描写力に思わず唸ってしまう、そんな作品だ。
心情描写がとても好きだ。
抽象的な表現と直接的な表現のバランスと混ざり方が絶妙だ。
「気持ちいい」というそのまま心情を表す言葉を使う。
例えば、と例示を提示する。
これらをうまく組み合わせて、自分だけの世界観を創りあげている。
読んでいるこっちはその世界を眺めているだけ。それだけなのに、深く心に残り、描写が印象に残る。
リアルな描写がこの作品の特徴だと思う。
『空想』だけど、『リアル』。
この一種の矛盾が、この作品の独特的な雰囲気を醸し出しているんだと思う。
世界に呑み込まれる、そんな作品だ。
これは私のことじゃあないか!!
読んだ瞬間、顔が赤くなるのを感じた。
目の前で繰り返される、空想自傷。
こんな完璧なまでに自分自身が考えたことが文章化されて、他人の本棚に眠っているだなんてことがあるだろうか。
まるでこの作者は、私の頭を覗き見たように、事細かに、描写しているっ!
そう思わざるを得ないほどに写実的な心理描写が、光っては翻って、私の皮膚に浸透していく。
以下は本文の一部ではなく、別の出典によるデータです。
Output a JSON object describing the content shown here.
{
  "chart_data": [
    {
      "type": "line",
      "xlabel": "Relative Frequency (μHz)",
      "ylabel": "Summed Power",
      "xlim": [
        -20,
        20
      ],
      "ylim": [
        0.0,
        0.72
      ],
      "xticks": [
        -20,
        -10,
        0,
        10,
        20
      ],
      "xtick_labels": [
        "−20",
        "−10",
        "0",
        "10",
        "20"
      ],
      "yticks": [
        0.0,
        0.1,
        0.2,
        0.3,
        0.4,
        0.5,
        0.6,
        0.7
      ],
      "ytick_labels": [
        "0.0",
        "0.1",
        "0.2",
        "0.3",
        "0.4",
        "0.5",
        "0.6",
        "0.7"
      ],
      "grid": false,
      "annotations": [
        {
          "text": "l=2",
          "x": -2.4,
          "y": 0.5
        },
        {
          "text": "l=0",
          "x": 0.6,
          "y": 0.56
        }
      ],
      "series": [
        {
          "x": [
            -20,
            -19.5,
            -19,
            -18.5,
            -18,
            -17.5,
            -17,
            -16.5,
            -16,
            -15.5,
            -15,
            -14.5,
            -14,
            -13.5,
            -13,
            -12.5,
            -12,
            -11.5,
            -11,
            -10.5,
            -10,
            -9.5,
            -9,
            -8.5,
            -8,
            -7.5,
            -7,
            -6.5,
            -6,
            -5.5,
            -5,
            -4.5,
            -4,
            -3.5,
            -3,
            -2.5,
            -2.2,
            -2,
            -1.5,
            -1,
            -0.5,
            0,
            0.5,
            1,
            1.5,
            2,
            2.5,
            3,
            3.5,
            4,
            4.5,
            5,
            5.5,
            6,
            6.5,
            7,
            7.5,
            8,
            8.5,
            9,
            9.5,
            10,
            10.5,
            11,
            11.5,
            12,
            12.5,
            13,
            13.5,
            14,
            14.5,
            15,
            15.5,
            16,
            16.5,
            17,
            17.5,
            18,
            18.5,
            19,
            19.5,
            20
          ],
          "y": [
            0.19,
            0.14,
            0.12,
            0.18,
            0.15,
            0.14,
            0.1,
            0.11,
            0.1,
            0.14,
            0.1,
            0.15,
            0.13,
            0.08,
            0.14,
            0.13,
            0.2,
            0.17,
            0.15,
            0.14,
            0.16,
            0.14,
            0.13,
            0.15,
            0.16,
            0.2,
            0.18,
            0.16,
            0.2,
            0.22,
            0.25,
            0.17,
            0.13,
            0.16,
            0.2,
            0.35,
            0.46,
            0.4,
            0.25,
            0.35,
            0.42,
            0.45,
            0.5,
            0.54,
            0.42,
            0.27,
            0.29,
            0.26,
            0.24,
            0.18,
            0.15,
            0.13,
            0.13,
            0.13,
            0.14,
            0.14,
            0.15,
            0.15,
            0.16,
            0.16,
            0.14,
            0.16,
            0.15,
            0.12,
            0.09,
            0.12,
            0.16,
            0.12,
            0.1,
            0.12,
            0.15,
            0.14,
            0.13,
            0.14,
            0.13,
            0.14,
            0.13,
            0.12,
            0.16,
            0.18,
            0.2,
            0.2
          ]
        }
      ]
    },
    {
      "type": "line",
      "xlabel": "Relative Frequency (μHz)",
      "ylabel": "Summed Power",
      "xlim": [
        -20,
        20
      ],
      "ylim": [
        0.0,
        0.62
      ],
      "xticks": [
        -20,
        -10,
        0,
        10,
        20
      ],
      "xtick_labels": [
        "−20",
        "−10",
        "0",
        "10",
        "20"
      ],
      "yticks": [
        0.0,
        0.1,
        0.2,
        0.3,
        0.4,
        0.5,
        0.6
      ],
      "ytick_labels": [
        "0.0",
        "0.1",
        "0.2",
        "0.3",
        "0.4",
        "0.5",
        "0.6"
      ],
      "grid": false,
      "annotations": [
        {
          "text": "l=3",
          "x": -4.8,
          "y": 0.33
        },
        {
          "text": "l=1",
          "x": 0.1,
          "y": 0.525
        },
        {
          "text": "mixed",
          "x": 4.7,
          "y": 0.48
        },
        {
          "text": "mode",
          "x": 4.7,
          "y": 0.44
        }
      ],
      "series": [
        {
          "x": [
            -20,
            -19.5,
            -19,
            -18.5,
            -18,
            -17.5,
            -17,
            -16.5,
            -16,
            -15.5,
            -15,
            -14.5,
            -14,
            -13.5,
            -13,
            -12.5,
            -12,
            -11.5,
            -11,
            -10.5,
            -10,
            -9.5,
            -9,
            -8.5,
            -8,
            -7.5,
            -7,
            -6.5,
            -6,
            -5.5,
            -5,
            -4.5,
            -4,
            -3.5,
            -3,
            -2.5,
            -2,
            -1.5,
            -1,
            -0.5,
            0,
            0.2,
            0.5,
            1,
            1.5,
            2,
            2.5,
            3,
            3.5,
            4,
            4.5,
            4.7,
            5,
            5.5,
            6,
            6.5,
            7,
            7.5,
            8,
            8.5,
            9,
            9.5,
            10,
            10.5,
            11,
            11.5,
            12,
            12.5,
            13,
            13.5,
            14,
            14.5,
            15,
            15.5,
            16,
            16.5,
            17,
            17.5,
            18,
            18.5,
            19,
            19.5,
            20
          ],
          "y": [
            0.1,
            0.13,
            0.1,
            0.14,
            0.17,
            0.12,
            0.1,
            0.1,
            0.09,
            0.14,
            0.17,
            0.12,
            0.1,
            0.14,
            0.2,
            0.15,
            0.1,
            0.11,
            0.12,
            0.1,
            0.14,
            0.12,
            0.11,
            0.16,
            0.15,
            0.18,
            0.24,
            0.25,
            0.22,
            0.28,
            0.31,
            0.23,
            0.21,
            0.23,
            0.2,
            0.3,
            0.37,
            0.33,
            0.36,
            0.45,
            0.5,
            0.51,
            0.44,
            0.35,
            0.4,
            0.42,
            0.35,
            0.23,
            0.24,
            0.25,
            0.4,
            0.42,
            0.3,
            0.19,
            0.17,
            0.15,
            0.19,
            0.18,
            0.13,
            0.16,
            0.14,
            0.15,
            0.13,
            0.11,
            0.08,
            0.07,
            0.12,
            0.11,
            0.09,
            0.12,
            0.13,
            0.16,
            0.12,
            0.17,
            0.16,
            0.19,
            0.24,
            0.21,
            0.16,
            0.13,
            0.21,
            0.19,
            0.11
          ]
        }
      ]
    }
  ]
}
まるで、作者そのものが文字になって、私の中に入ってくるよう。
そうして私に吸収された作者は、私の頭の片隅に居場所を創る。
きっとまた、私が言語化するより早く、私の気持ちと想像を、一字一句間違えることなく創造する。
なんという気持ちなのだろう。
嬉しい? 恥ずかしい? 悲しい? 楽しい?
——絶対共鳴。
私はこの気持ちにそう名前を付けた。